J Cardiovasc Comput Tomogr. 2008 Nov;2(6):360-5. doi: 10.1016/j.jcct.2008.10.003. Epub 2008 Oct 10.
The ability of multislice computed tomography (MSCT) to visualize not only lumen but also coronary plaques is recognized as an attractive advantage of MSCT over conventional coronary angiography. In particular, the fact that during the administration of contrast not only calcified plaques but also noncalcified plaques can be identified has received enormous interest. Retrospective studies have shown an association between plaques containing noncalcified components and presentation with acute coronary syndrome. Accordingly, these observations have led to the notion that noncalcified plaque may play a role in the development of coronary events. However, whereas quantification of the amount of calcified plaque is highly standardized, no validated approach to quantify noncalcified plaque is currently available. To translate the observation of noncalcified plaque into clinically and potentially prognostically relevant data, several issues need to be considered about the identification and subsequent quantification of noncalcified plaque.

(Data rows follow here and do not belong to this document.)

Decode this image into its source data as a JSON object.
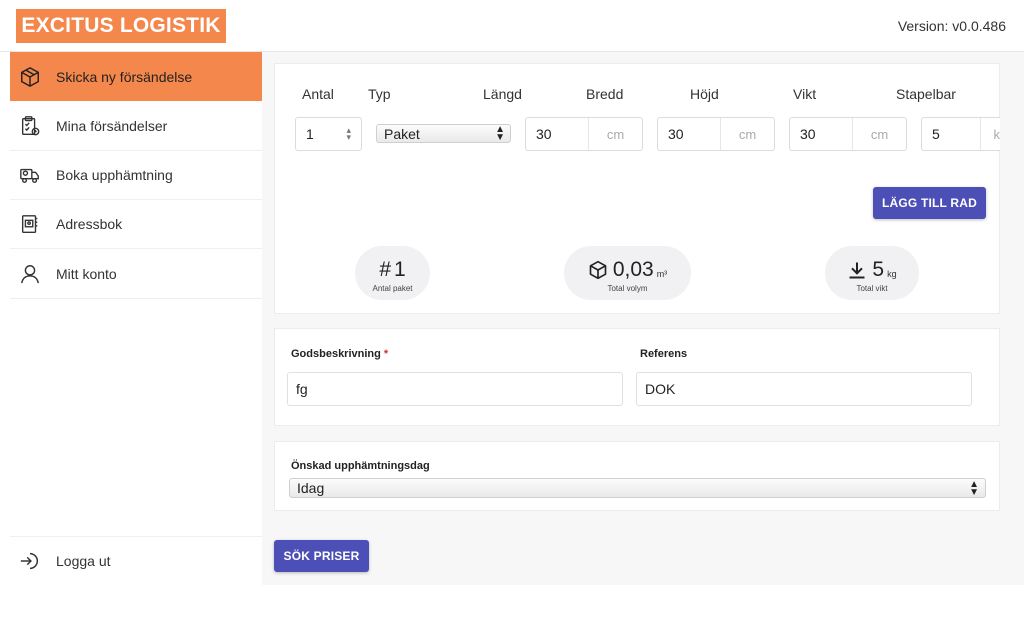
{
  "header": {
    "logo": "EXCITUS LOGISTIK",
    "version": "Version: v0.0.486"
  },
  "sidebar": {
    "items": [
      {
        "label": "Skicka ny försändelse",
        "icon": "box-icon",
        "active": true
      },
      {
        "label": "Mina försändelser",
        "icon": "clipboard-icon",
        "active": false
      },
      {
        "label": "Boka upphämtning",
        "icon": "truck-icon",
        "active": false
      },
      {
        "label": "Adressbok",
        "icon": "addressbook-icon",
        "active": false
      },
      {
        "label": "Mitt konto",
        "icon": "user-icon",
        "active": false
      }
    ],
    "logout": {
      "label": "Logga ut",
      "icon": "logout-icon"
    }
  },
  "package": {
    "columns": {
      "antal": "Antal",
      "typ": "Typ",
      "langd": "Längd",
      "bredd": "Bredd",
      "hojd": "Höjd",
      "vikt": "Vikt",
      "stapelbar": "Stapelbar"
    },
    "row": {
      "antal": "1",
      "typ": "Paket",
      "langd": "30",
      "bredd": "30",
      "hojd": "30",
      "vikt": "5",
      "unit_cm": "cm",
      "unit_kg": "k"
    },
    "add_row_button": "LÄGG TILL RAD",
    "stats": {
      "count_value": "1",
      "count_label": "Antal paket",
      "volume_value": "0,03",
      "volume_unit": "m³",
      "volume_label": "Total volym",
      "weight_value": "5",
      "weight_unit": "kg",
      "weight_label": "Total vikt"
    }
  },
  "description": {
    "goods_label": "Godsbeskrivning",
    "goods_required": "*",
    "goods_value": "fg",
    "reference_label": "Referens",
    "reference_value": "DOK"
  },
  "pickup": {
    "label": "Önskad upphämtningsdag",
    "selected": "Idag"
  },
  "search_button": "SÖK PRISER",
  "colors": {
    "brand": "#f4874b",
    "button": "#4c4fb5",
    "required": "#d32f2f"
  }
}
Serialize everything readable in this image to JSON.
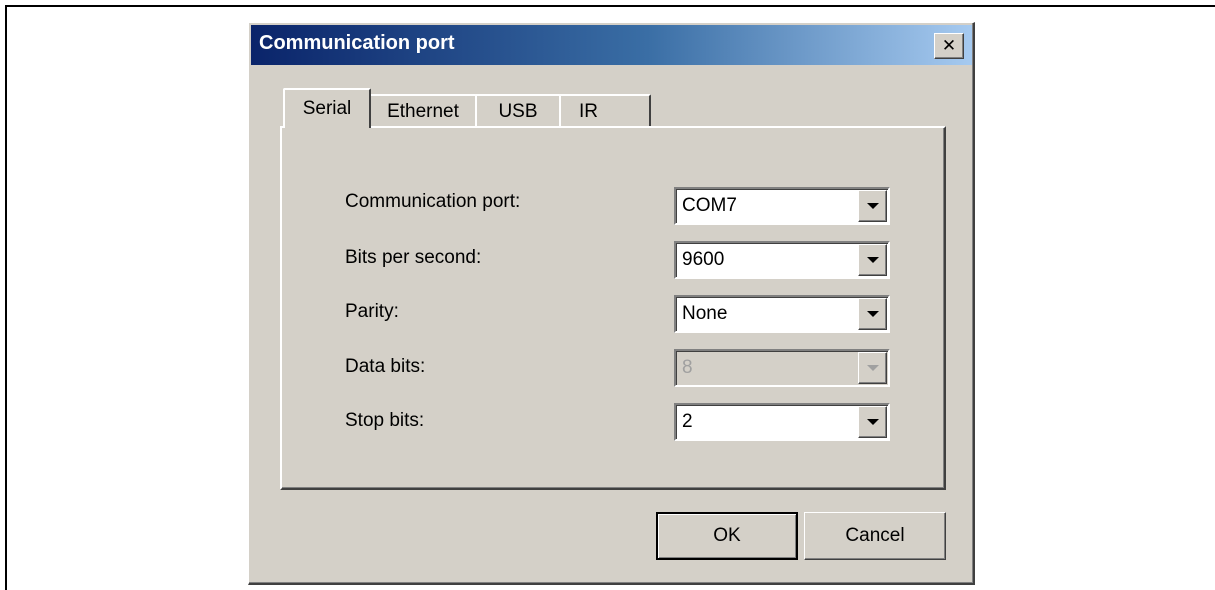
{
  "window": {
    "title": "Communication port",
    "close_glyph": "✕"
  },
  "tabs": [
    {
      "label": "Serial",
      "active": true
    },
    {
      "label": "Ethernet",
      "active": false
    },
    {
      "label": "USB",
      "active": false
    },
    {
      "label": "IR",
      "active": false
    }
  ],
  "fields": [
    {
      "label": "Communication port:",
      "value": "COM7",
      "enabled": true
    },
    {
      "label": "Bits per second:",
      "value": "9600",
      "enabled": true
    },
    {
      "label": "Parity:",
      "value": "None",
      "enabled": true
    },
    {
      "label": "Data bits:",
      "value": "8",
      "enabled": false
    },
    {
      "label": "Stop bits:",
      "value": "2",
      "enabled": true
    }
  ],
  "buttons": {
    "ok": "OK",
    "cancel": "Cancel"
  },
  "icons": {
    "close": "close-icon",
    "dropdown": "chevron-down-icon"
  },
  "colors": {
    "face": "#d4d0c8",
    "title_start": "#0a246a",
    "title_end": "#a6caf0",
    "disabled_text": "#a0a0a0"
  }
}
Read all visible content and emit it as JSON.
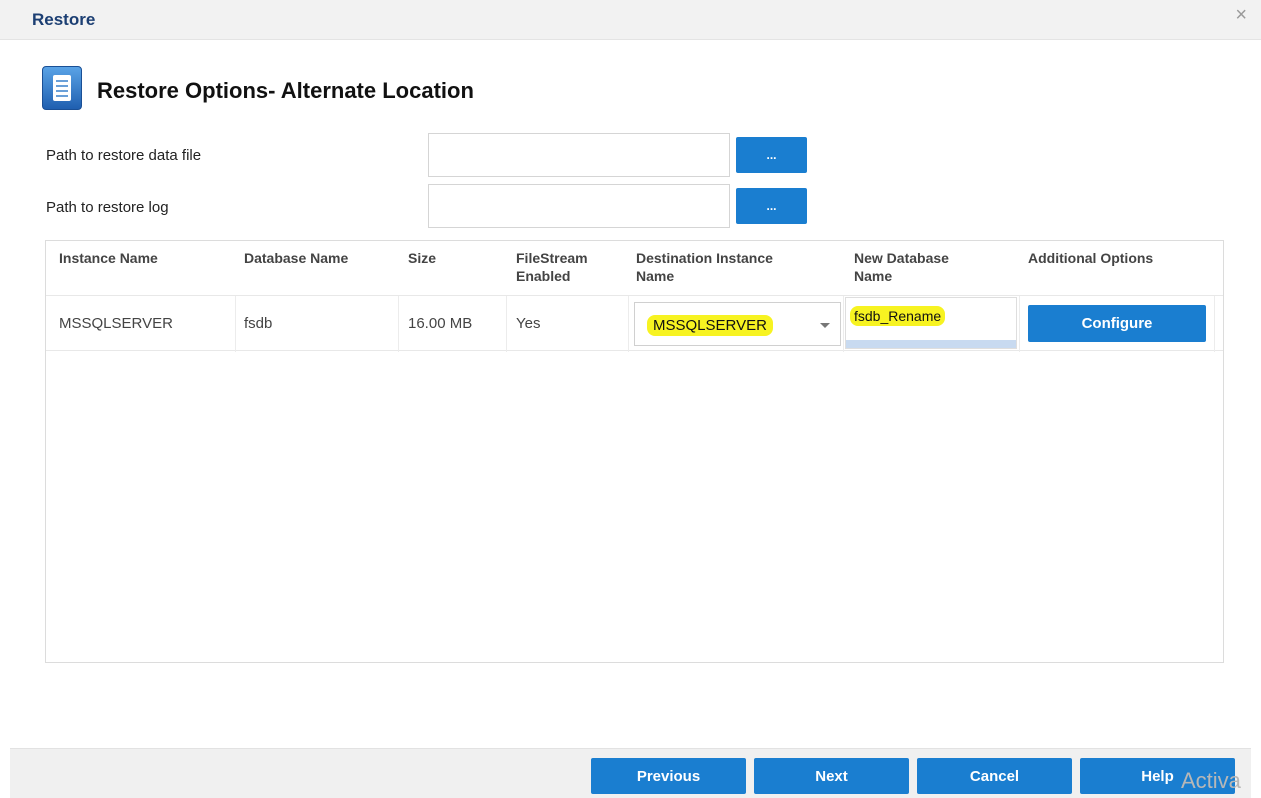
{
  "window": {
    "title": "Restore",
    "close_glyph": "×"
  },
  "heading": {
    "text": "Restore Options- Alternate Location",
    "icon": "document-icon"
  },
  "paths": {
    "data_file": {
      "label": "Path to restore data file",
      "value": "",
      "browse_label": "..."
    },
    "log": {
      "label": "Path to restore log",
      "value": "",
      "browse_label": "..."
    }
  },
  "table": {
    "columns": [
      {
        "line1": "Instance Name",
        "line2": ""
      },
      {
        "line1": "Database Name",
        "line2": ""
      },
      {
        "line1": "Size",
        "line2": ""
      },
      {
        "line1": "FileStream",
        "line2": "Enabled"
      },
      {
        "line1": "Destination Instance",
        "line2": "Name"
      },
      {
        "line1": "New Database",
        "line2": "Name"
      },
      {
        "line1": "Additional Options",
        "line2": ""
      }
    ],
    "rows": [
      {
        "instance": "MSSQLSERVER",
        "database": "fsdb",
        "size": "16.00 MB",
        "filestream": "Yes",
        "destination_instance": "MSSQLSERVER",
        "new_database_name": "fsdb_Rename",
        "action_label": "Configure"
      }
    ]
  },
  "footer": {
    "previous": "Previous",
    "next": "Next",
    "cancel": "Cancel",
    "help": "Help",
    "watermark": "Activa"
  },
  "colors": {
    "accent": "#1a7ed0",
    "title": "#1c3f73",
    "highlight": "#f7f321"
  }
}
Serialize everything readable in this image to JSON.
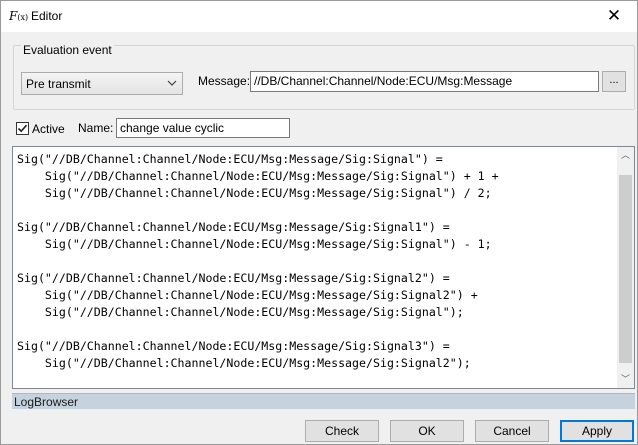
{
  "window": {
    "title": "Editor",
    "icon_text": "F",
    "icon_sub": "(x)",
    "close_glyph": "✕"
  },
  "evaluation": {
    "group_label": "Evaluation event",
    "event_value": "Pre transmit",
    "message_label": "Message:",
    "message_value": "//DB/Channel:Channel/Node:ECU/Msg:Message",
    "browse_label": "..."
  },
  "settings": {
    "active_label": "Active",
    "active_checked": true,
    "name_label": "Name:",
    "name_value": "change value cyclic"
  },
  "code_lines": [
    "Sig(\"//DB/Channel:Channel/Node:ECU/Msg:Message/Sig:Signal\") =",
    "    Sig(\"//DB/Channel:Channel/Node:ECU/Msg:Message/Sig:Signal\") + 1 +",
    "    Sig(\"//DB/Channel:Channel/Node:ECU/Msg:Message/Sig:Signal\") / 2;",
    "",
    "Sig(\"//DB/Channel:Channel/Node:ECU/Msg:Message/Sig:Signal1\") =",
    "    Sig(\"//DB/Channel:Channel/Node:ECU/Msg:Message/Sig:Signal\") - 1;",
    "",
    "Sig(\"//DB/Channel:Channel/Node:ECU/Msg:Message/Sig:Signal2\") =",
    "    Sig(\"//DB/Channel:Channel/Node:ECU/Msg:Message/Sig:Signal2\") +",
    "    Sig(\"//DB/Channel:Channel/Node:ECU/Msg:Message/Sig:Signal\");",
    "",
    "Sig(\"//DB/Channel:Channel/Node:ECU/Msg:Message/Sig:Signal3\") =",
    "    Sig(\"//DB/Channel:Channel/Node:ECU/Msg:Message/Sig:Signal2\");"
  ],
  "scrollbar": {
    "up_glyph": "︿",
    "down_glyph": "﹀"
  },
  "log": {
    "label": "LogBrowser"
  },
  "buttons": {
    "check": "Check",
    "ok": "OK",
    "cancel": "Cancel",
    "apply": "Apply"
  }
}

多层螺旋计算机断层扫描(MSCT)不仅能够显示管腔,还能显示冠状动脉斑块,这一能力被认为是MSCT相较于传统冠状动脉造影的一个诱人优势。特别是,在注入造影剂时不仅能识别钙化斑块,还能识别非钙化斑块,这一事实引起了极大关注。回顾性研究表明,含有非钙化成分的斑块与急性冠状动脉综合征的表现之间存在关联。因此,这些观察结果引出了非钙化斑块可能在冠状动脉事件发生过程中起作用的观点。然而,虽然钙化斑块数量的量化具有高度标准化,但目前尚无经过验证的方法来量化非钙化斑块。为了将非钙化斑块的观察结果转化为临床及可能具有预后相关性的数据,在非钙化斑块的识别及后续量化方面需要考虑几个问题。